Preschools are different from your traditional daycare in that their emphasis is learning and development rather than enabling parents to work or pursue other activities. In addition to being called preschool, these programs are known by other names, including child care, day care, and nursery school. They vary widely in their setting, format, and educational requirements. Preschools may meet all-day or half-day, either every day or just a few days per week. They could be sponsored by a church, operate as an independent non-profit, or run for profit.
They may be part of the public school system or part of the Federal Head Start program. Before 1960, the education of young children was the responsibility of families within the home. As of 2004, most young children in the United States spend some of their days apart from their parents. Most children attended some sort program like Headstart, Daycare or VPK prior to kindergarten. The enrollment rate for four-year-olds in 2001 was almost the same as the enrollment rate for five-year-olds in 1970. There are several factors that influence this dramatic change.
According to the National Institute for Early Education Research, the types of teaching activities and classroom emphases that contribute to a high-quality early education for children include the opportunities to learn persistence when working at tasks, direction following, and good listening skills, focus on language and literacy skills, as well as interactive book reading, emphasis on teaching children problem-solving skills and opportunities for preschoolers to engage in music and art. The greatest academic and social progress seen in preschools is in children from deprived backgrounds.
Most children in preschool are not disadvantaged, and some researchers believe the same gains of attending preschool can be done at home by providing them educational toys, games, movies and books for the child. In some preschools, the ability of groups might mean that children will not receive the one on one attention they require. This is a major risk if the preschool does not follow the National Association for the Education of Young Children’s recommended teacher-to-child ratio of no more than ten preschoolers per staff member.

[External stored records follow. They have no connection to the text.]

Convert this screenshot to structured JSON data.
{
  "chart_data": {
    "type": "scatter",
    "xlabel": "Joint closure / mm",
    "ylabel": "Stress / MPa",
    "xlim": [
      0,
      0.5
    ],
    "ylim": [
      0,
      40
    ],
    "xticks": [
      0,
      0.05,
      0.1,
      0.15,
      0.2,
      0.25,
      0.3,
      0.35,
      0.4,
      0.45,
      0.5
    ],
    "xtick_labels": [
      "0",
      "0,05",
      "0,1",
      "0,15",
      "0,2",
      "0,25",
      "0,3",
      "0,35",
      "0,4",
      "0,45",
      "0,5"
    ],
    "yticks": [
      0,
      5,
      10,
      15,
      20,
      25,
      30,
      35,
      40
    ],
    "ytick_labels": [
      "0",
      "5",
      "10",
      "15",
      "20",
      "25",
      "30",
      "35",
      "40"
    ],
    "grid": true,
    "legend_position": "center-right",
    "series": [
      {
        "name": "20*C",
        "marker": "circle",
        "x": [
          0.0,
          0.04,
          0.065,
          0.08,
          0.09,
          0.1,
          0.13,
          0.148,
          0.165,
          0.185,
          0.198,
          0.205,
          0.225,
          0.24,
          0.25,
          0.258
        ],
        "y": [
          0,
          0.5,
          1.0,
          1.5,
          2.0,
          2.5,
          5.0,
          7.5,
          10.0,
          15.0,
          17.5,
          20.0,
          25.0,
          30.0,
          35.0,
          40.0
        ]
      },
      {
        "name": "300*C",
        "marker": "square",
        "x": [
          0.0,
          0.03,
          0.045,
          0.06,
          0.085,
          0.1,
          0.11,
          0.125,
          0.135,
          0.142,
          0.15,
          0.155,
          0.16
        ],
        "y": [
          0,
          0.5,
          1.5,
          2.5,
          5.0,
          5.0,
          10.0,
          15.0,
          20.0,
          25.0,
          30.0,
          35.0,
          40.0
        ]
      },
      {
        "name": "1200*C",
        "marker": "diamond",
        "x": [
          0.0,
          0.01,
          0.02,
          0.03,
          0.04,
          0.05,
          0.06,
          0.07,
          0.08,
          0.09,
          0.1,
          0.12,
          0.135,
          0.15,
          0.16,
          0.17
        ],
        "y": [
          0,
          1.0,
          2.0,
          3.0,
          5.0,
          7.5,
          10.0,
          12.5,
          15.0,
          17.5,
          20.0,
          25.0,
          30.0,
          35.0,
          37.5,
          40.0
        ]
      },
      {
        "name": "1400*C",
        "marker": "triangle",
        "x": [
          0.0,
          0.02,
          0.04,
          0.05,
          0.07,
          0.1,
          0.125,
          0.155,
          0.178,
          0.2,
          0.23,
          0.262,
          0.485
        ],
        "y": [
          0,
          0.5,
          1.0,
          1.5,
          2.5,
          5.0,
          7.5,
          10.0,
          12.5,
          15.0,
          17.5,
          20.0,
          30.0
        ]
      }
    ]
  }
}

One-on-one instruction is an advantage parents will not likely find in any preschool. There are other opportunities for playing with other children that exist in churches, clubs, and other sports, where the child can learn social skills. Some believe that what children need most is lots of playing and free time and close interaction with their parents something that may be affected if the child is away from home for long periods of time. Another disadvantage is that some children experience acute separation anxiety, which indicates that they are not yet ready to make the transition to the environment of preschool.
Many programs also expect the child to be toilet-trained , which is a milestone that not all children have at the preschool age. Parents considering sending their child to preschool should investigate several different ones and consider many factors before choosing one. Parents should also realize that in spite of the potential advantages that preschool may have, preschool may not be for every child. Parents can also find and research alternative ways of introducing their child to early academic skills and social activities.